As an interpretation of English Reformation history, there was nothing particularly revolutionary about The Stripping of the Altars. The argument, essentially, was that pre-Reformation English Catholicism was a vibrant, popular, unified and flourishing tradition; a tradition that was then wantonly, deliberately and violently destroyed by a small clique of Protestant extremists. Others had made similar arguments, and while this picture can be overstated, precious few scholars today reject it entirely.

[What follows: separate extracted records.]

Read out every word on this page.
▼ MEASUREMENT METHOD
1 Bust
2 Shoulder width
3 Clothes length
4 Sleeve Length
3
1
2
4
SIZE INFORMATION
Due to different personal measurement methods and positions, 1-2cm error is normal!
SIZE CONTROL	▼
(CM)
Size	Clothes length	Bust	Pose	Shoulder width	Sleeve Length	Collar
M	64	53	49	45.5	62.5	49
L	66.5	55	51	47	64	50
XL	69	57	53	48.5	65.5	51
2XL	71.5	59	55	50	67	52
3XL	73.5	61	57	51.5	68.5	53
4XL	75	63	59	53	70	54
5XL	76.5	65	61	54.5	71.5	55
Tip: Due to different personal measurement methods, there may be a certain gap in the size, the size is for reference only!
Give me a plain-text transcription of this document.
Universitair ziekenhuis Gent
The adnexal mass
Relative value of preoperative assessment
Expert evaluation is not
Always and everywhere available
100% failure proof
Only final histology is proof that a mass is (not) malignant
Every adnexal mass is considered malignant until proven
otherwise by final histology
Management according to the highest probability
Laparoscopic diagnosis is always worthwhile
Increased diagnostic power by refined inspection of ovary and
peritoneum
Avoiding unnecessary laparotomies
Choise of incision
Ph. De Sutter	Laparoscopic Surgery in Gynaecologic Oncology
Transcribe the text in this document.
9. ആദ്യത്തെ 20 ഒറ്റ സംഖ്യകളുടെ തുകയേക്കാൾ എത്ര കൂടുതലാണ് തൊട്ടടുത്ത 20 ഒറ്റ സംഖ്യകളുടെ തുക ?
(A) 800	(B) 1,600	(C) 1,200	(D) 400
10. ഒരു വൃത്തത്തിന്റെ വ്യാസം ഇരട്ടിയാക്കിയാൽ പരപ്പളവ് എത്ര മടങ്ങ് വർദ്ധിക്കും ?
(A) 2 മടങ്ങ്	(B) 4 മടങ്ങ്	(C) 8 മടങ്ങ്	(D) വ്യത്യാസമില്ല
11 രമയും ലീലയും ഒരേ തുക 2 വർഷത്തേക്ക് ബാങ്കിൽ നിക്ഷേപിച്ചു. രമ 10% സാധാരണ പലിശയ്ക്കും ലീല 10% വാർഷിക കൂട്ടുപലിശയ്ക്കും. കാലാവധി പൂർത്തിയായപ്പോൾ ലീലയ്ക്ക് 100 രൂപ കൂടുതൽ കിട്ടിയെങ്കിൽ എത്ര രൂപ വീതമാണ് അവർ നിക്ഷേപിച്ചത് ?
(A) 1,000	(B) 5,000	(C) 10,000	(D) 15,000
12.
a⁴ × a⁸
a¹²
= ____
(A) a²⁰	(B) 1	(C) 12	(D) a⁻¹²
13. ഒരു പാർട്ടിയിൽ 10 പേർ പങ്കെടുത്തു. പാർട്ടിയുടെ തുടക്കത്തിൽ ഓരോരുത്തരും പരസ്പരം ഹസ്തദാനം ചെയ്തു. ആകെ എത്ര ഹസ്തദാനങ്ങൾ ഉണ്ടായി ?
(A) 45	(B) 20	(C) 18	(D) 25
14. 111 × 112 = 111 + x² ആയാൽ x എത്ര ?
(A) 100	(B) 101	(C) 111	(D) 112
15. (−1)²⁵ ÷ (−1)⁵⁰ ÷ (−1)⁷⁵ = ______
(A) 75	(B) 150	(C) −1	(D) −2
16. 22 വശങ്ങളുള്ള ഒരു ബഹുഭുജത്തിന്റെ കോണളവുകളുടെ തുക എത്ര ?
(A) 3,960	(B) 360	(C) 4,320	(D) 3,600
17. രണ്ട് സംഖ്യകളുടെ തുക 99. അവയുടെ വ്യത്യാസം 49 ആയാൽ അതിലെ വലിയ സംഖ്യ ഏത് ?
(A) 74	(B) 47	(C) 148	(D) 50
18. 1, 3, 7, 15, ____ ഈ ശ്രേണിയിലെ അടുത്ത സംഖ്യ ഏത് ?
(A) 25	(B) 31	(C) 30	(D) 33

Duffy's particular achievement, though, was to show us "traditional religion" (not "popular" religion, he insists: the elite shared it, too) at parish level. And Duffy, an Irish Catholic born in 1947, understands this tradition in his bones. He can explain how, for example, an illiterate people could fully understand a Latin liturgy even if they could not actually translate it. He rescues medieval Catholicism from both the caricatures of later Protestantism and the condescension of later Catholicism.

In the process, Duffy attacks the traditional boundary between medieval and early modern studies, with its submerged implication that at some point in the early 16th century, everyone decided to put on tights and to become forward-thinking Tudor rationalists. The Reformation was not a battle between medieval and modern, but between a universal tradition and a gang of barbarians.

Wildly partisan? Of course. And there are certainly problems. His contrast between a timeless, pious merry England and the narrative of assault and violence is queasily like the distinction between Eden and the Fall. He also downplays any signs of dissidence or deviance in "traditional religion".

But he has changed the discipline, for three reasons. First, the sheer mass of evidence his scholarship has accumulated. This is a fat book, which, as a review quoted on the cover insists, is "not a page too long". Second, it makes sense of so much else. Scholars with Protestant sympathies frequently agree with Duffy about much of what happened, if not with his tone of lament. His rehabilitation of Mary I - long remembered as "Bloody Mary" - has been particularly compelling.

Lastly, the passion with which he writes gives the reader not merely a shrewd historical argument but a compelling vision of what it meant actually to live this traditional religion. It is a vision that a secular historian could not have given us.